Foi por estas e por outras que as tribos lusitanas me elegeram chefe na sua luta de guerrilhas contra os cruéis invasores romanos.
Costumes estranhos os de "Vissaium". Vi chegarem famílias inteiras para entrar no redil da Feira e voltar para trás por causa do preço da entrada. De facto, parece que 5 sestércios é demais para se ir divertir com os filhos ou comer um caldo de cebola. E contaram-me que durante dois dias seguidos se pagava sete sestércios e meio. Os vendedores e artesãos queixavam-se de que os que entravam, depois de gastarem o dinheiro nas entradas já não compravam mais nada, e mal acabava a música iam logo para casa, antes que os filhos pedissem mais uma volta de carrinhos ou uma fartura (eu prefiro o pão de bolota com a cerveja da Lusitânia).

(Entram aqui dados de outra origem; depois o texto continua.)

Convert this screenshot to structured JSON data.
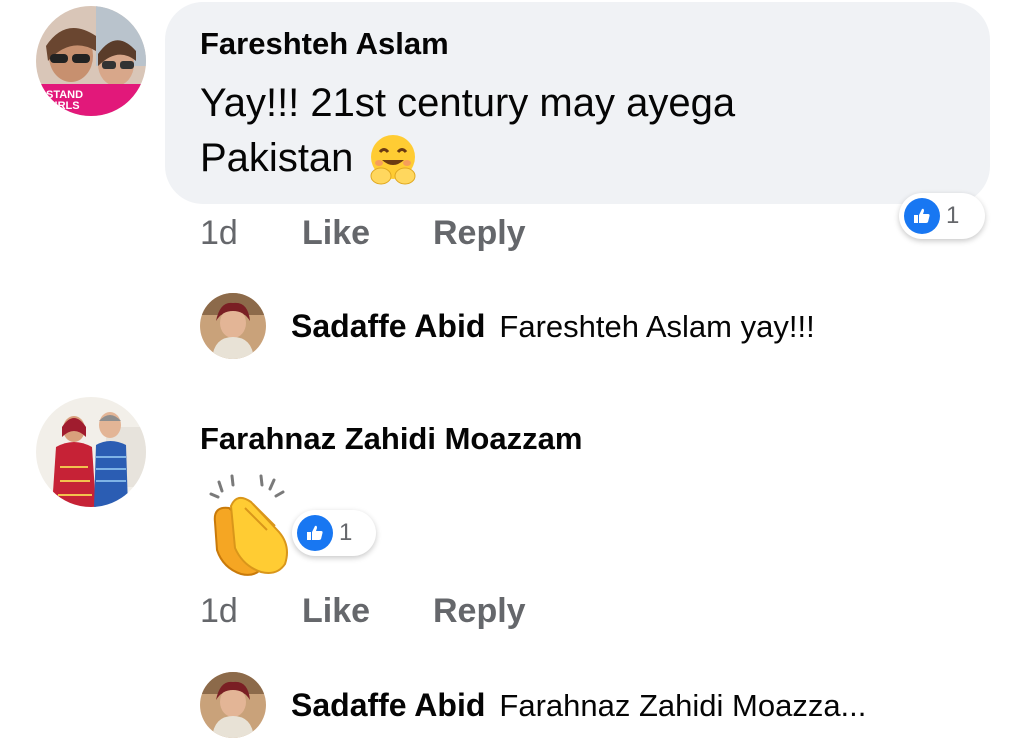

Pastor Muñoz disse numa entrevista que eu, Viriato, fui assassinado por três companheiros, não por eles serem traidores, mas sim por eu ter traído os lusitanos a troco de terras para mim, depois de ter aceite o título de Amigo de Roma, dado pelo Senado, que mais tarde mo tiraria. Nego isso, veementemente! É o mesmo que dizerem que o grego Tsipras traíu o Siryza, quando a verdade é que foram os dirigentes alemães e os seus lacaios europeus a encostarem o governo grego à parede, com a chantagem da saída do Euro. Também os romanos já tinham traído os lusitanos que assinaram o pacto de paz com o pretor Galba, que lhes prometera terras, degolando 9 mil e escravizando 20 mil. Escapei eu e uns poucos. Durante quase uma década, tivemos muitas vitórias sobre os romanos, mas o povo e os guerrilheiros já estávamos cansados de guerras e de massacres. Precisávamos de ganhar tempo. O meu erro foi ter esquecido a História e confiado nos donos do Império. Erro fatal!